Israeli soldier had 'no military need' to shoot & kill wounded Palestinian – IDF prosecutor
A prosecutor for the Israel Defense Forces (IDF) says there was no military need for an Israeli soldier to shoot and kill a wounded Palestinian last week. The soldier is being held in custody as the investigation continues.
Prosecutor Lt. Col. Edoram Rigler made the comments during a hearing on Tuesday in Kastina, where the prosecution asked for nine additional days of pre-indictment detention for the soldier amid the ongoing investigation.
The prosecution could ask to detain the soldier longer once it files an indictment, the Jerusalem Post reported.
The soldier made international headlines after allegedly shooting and killing a wounded Palestinian on Thursday. The Palestinian, accused of stabbing another Israeli soldier, was immobilized on the ground and shot dead. A video of the incident quickly spread on social media.
Although the soldier maintains he “did the right thing at the right time,” the prosecution deemed the shooting a “grave offense” on Tuesday.
The soldier has claimed he feared for his life and the lives of his fellow soldiers, citing concerns that the wounded man could have tried to blow himself up.

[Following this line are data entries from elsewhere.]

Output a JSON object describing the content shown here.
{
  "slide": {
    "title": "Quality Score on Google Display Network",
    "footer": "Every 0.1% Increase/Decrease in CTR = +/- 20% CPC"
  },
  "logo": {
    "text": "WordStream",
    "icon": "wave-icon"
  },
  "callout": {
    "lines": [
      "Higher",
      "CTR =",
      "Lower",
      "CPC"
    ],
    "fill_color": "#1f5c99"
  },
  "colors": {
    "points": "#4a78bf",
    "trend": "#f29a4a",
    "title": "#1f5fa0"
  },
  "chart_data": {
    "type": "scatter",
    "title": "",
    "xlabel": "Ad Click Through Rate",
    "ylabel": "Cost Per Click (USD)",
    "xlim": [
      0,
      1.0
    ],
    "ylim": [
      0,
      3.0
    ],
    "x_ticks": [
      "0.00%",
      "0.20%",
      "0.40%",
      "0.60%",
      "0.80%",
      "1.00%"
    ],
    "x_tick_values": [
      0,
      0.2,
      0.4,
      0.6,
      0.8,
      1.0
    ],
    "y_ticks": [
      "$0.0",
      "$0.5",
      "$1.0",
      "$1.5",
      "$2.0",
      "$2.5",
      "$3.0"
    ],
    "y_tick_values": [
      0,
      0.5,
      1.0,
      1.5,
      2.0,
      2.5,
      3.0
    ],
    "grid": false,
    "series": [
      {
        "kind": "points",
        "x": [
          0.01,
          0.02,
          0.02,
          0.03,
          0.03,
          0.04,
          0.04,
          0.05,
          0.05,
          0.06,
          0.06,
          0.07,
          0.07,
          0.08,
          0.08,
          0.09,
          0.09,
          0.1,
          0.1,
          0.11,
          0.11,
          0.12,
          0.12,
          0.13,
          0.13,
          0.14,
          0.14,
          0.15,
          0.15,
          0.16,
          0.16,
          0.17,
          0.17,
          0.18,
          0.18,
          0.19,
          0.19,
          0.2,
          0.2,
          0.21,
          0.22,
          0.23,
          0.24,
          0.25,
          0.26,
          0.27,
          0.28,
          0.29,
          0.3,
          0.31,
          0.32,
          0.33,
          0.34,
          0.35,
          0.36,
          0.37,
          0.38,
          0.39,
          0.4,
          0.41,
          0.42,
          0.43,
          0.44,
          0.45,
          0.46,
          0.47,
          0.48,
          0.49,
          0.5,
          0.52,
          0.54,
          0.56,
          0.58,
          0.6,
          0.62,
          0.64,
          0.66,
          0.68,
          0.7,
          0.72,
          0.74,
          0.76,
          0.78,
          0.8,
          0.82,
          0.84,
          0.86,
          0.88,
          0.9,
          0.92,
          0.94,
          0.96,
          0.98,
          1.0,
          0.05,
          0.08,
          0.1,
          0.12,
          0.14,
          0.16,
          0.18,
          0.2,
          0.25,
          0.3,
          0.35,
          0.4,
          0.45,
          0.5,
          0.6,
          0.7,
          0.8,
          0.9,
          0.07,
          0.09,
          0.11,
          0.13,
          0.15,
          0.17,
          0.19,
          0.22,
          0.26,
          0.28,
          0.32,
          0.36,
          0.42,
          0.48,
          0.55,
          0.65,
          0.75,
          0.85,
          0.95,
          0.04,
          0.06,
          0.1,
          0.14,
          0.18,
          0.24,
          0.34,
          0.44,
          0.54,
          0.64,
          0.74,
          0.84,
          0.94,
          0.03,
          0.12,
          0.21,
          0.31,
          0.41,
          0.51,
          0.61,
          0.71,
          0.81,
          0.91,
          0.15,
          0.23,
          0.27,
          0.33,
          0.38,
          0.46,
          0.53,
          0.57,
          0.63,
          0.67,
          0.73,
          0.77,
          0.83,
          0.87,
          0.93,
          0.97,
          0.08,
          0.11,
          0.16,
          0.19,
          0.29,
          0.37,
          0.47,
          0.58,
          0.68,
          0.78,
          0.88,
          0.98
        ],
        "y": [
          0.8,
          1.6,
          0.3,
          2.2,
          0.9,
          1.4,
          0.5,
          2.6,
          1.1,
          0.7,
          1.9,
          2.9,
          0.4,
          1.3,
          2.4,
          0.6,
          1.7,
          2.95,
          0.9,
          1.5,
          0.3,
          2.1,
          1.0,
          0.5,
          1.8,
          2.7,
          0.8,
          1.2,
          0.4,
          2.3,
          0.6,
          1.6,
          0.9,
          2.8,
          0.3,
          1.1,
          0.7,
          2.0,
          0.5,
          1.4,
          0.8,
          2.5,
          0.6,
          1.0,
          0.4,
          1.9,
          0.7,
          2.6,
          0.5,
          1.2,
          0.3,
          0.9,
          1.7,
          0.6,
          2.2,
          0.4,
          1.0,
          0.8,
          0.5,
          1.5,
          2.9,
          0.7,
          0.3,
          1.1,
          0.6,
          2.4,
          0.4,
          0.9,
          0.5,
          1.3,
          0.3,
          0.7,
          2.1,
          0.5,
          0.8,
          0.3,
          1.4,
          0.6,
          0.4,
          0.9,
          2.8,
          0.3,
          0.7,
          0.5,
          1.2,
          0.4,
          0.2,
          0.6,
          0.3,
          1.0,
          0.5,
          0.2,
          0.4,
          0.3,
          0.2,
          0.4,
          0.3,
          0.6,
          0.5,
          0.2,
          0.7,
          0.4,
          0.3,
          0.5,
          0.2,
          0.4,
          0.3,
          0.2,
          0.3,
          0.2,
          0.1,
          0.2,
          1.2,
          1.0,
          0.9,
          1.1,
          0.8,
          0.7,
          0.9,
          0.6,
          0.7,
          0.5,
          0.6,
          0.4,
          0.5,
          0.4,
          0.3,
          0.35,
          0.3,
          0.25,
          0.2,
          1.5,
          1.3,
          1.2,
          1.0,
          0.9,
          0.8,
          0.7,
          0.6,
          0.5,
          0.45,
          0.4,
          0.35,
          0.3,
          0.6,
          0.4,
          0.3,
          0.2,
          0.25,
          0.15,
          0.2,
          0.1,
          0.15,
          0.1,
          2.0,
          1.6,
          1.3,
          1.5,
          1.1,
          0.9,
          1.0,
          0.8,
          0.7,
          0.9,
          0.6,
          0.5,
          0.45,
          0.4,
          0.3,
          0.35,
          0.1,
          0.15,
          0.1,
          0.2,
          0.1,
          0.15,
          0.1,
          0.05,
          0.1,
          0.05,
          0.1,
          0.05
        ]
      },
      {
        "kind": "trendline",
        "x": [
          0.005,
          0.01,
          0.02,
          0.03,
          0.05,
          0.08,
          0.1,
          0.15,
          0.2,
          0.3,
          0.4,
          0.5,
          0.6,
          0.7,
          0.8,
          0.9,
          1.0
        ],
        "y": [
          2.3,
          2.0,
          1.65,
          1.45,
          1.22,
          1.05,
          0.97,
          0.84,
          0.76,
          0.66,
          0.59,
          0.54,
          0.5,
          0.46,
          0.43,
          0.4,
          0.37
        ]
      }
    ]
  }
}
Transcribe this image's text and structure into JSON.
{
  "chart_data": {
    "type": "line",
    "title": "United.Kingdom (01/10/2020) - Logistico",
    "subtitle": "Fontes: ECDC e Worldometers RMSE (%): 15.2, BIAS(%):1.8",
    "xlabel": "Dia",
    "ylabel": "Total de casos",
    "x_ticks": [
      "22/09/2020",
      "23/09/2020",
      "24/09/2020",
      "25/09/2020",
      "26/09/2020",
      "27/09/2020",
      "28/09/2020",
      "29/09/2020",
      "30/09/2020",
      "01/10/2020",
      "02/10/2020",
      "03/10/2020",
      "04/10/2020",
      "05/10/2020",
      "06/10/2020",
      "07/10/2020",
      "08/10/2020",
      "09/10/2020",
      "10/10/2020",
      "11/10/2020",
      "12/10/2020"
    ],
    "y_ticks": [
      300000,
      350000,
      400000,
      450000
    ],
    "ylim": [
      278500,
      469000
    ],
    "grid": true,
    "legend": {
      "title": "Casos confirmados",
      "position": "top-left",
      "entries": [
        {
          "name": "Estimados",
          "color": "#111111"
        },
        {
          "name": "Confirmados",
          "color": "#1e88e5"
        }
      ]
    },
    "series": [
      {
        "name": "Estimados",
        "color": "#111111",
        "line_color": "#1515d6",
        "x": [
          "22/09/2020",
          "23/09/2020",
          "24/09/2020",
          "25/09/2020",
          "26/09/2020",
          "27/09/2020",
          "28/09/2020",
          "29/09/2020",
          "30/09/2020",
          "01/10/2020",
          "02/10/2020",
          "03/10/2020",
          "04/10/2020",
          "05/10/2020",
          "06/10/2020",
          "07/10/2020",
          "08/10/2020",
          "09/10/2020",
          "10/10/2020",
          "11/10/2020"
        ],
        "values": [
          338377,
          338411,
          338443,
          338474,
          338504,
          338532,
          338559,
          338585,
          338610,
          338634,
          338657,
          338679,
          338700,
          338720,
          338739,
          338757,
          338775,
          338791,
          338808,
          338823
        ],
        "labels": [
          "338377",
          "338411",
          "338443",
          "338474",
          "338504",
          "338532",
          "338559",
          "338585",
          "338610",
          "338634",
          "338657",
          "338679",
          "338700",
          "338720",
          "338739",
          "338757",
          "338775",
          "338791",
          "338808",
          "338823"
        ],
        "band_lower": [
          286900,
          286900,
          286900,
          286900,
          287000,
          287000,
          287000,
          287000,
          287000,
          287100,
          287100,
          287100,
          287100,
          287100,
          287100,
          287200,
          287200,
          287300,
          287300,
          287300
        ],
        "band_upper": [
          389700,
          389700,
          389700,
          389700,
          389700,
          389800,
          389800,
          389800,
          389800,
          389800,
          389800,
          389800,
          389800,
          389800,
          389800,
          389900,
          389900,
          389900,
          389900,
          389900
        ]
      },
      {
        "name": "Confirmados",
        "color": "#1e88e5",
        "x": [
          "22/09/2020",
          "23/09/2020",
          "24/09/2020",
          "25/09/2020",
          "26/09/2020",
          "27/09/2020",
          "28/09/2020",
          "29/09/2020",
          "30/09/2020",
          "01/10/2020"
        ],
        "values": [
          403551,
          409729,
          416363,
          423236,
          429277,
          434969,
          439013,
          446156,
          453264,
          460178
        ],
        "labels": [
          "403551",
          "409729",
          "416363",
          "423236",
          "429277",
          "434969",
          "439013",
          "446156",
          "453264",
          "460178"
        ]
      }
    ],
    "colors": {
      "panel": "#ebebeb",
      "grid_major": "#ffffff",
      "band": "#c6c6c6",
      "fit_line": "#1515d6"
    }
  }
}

However, reports have surfaced which state that the soldier was not an early responder to the scene, and that the Palestinian had already been checked for the possibility of having explosives by the time he arrived.
The prosecutor said investigations raise doubt about the soldier's account of events and his claim that soldiers' lives were in danger.
On Sunday, Army Radio reported that the shooter had told a friend the “terrorist needs to die” for stabbing a soldier, implying the shooting was not an act of self-defense.
The soldier's defense lawyer, Ilan Katz, has argued that an autopsy of the Palestinian man could prove vital for his client, noting that the soldier could be saved from murder and manslaughter charges if the man was already fatally injured from his earlier wounds.
If this is proven to be the case, the soldier could face lesser charges of negligent homicide or violating the rules of engagement.
The case was initially to be heard in the Jaffa Military Court, but was moved to Kastina in an effort to reduce media coverage and the number of protesters.